Wednesday, October 17, 2007

The Alexandria Link - by Steve Berry - Review

The Alexandria Link
By Steve Berry
Ballantine Books 2007
Website Steve Berry


This post is not meant to offend anyone. It's just the outcome of my christian upbringing in a protestant home, and why I chose to reject my religion.


By the time I was 18 years old I no longer believed that the bible was accurate. I found too many contradictions, and other things just did not seem logical. One of the things I had trouble with, was the hypocrisy I saw everywhere around me - in my community and in the world. Another was the geography of the Bible.

How could 1 million men (plus women and children) have possibly wandered around the small area of the Sinai peninsula for forty years, without once retracing their steps. (I can't name the chapter/verse, but there is a verse in the OT that says the Israelites travelled 40 years in the desert without retracing their route. If anyone knows it, please leave a comment, thanks.).

Children grow older. And while clothes, appliances, tents, baskets, shoes, and many other items, may have been passed down, they eventually become rags and unusable and must have been abandoned somewhere. But there is also this verse - Deut 29v5. I have led you forty years in the wilderness; your clothes have not worn out upon you, and your sandals have not worn off your feet. Excavations in the Sinaitic peninsula have failed to find any trace of the Hebrews. I find the above verse to be very convenient, and highly unlikely.

So instead I figured out (on my own) that the Israelites MUST have wandered around in the Arabian desert for 40 years. Plenty of room there, and there were no Muslims at the time. Twenty five years ago this was considered wrong thinking (what used to be called heresy) so I kept quiet. And I stopped attending church.
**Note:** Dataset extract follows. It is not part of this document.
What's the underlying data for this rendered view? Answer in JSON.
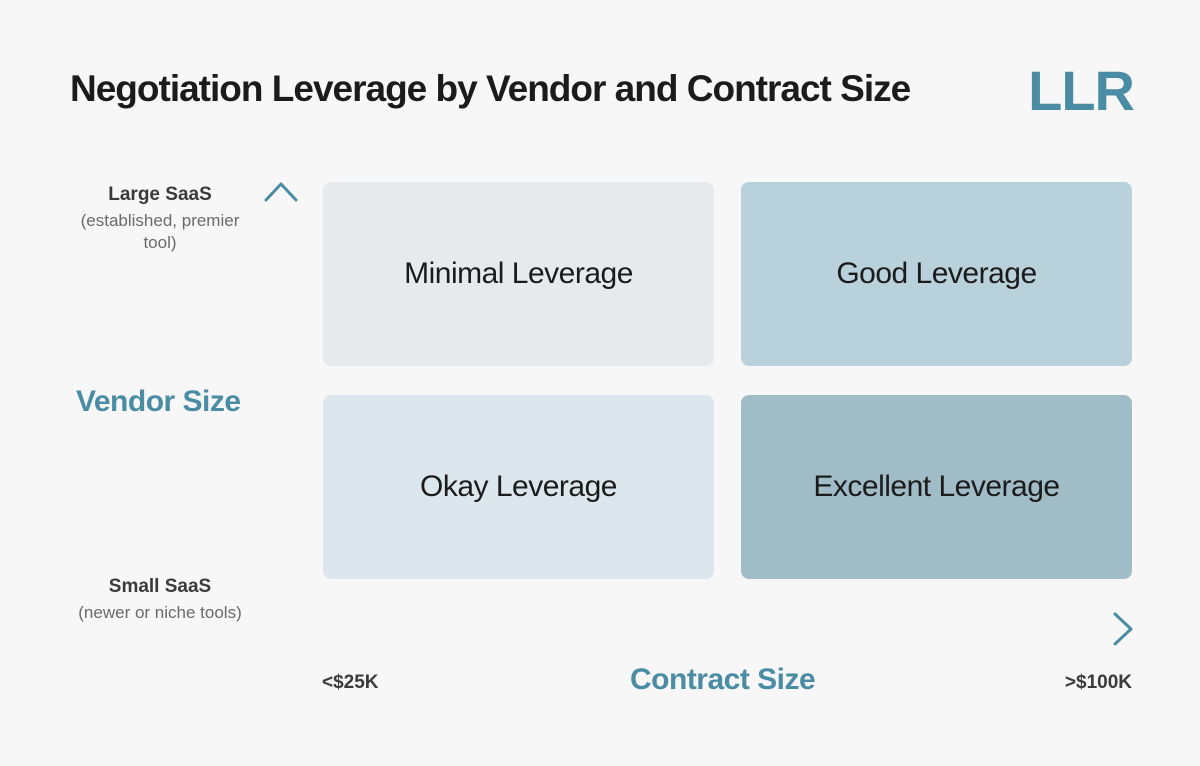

About 15 years later I was introduced to a man named Ron Wyatt. Ron was considered a crackpot, because he had a theory that the Exodus happened in the Arabian desert, not the Sinai desert. Since that matched my own thinking, I watched some of his videos. They made logical sense to me. He even travelled to Saudi Arabia looking for the real Mount Sinai. He claimed to have found it too. But mainstream archaeologists and academics say that Ron was wrong. But then, those same academics have no proof that they are right.

Now I have just finished reading the Alexandria Link, and guess what - the same theory has shown up again. This time in a story that says that the Alexandria Library holds the original scrolls written in Old Hebrew (what is now the Torah or the Old Testament) and these will prove that the old Israel was never in Palestine, but in Arabia.

The above is the background of the story. The story itself, is a little far fetched, but as an action thriller, it certainly is "high octane ride that will hold you enthralled"

Cotton Malone is minding his own business in Denmark, running his Antiquarian Bookshop. His ex-wife Pam shows up and tells him that their teenage son Gary has been kidnapped. And shortly after, Cotton's bookshop is obliterated by a missile.

Cotton contacts his former boss in Washington DC, and learns that someone accessed the Alexandria file. This is a file that names Cotton as being the only person who knows anything about this Alexandria Link.

The link is actually a person, and Cotton is his only means of contact. Cotton is now forced to find the Alexandria Link, in order to get his son back. He must do it before the Israelis, the Saudis and a new mysterious business group find the Link. The Link is the only way to find the Lost Library of Alexandria.

I would call this novel, a new version of the Da Vinci code. The only problem I had, was that Berry did not give the Vice President a name. Every time the Vice President or VP was identified, he was done by his title, not by his name. The President had a name. Why couldn't the VP have been given a name as well? It would have made the story run more smoothly, in my opinion. Other than that, it was a great story.

1 comment:

Literary Feline said...

Dan Brown's Angels and Demons really struck a cord with me when I read it about the roles of science and religion in society just as this book seemed to strike a cord with you in completely other way. :-) I love it when books do that.

I hope to read Berry's books one of these days. He's on my list of series to try.

My tongue in cheek response to your question about how the Israelites walked all those miles without retracing their steps: They took very small steps.

I am not a Bible literalist in any way shape or form. I have always imagined that certain aspects of the historical events recorded in the Bible were exaggerated for effect. Perhaps translated improperly. I also think the Bible is full of parables some of which are passed off as fact. I wouldn't be surprised if the geography was skewed in some way too, as you suggest. It makes perfect sense.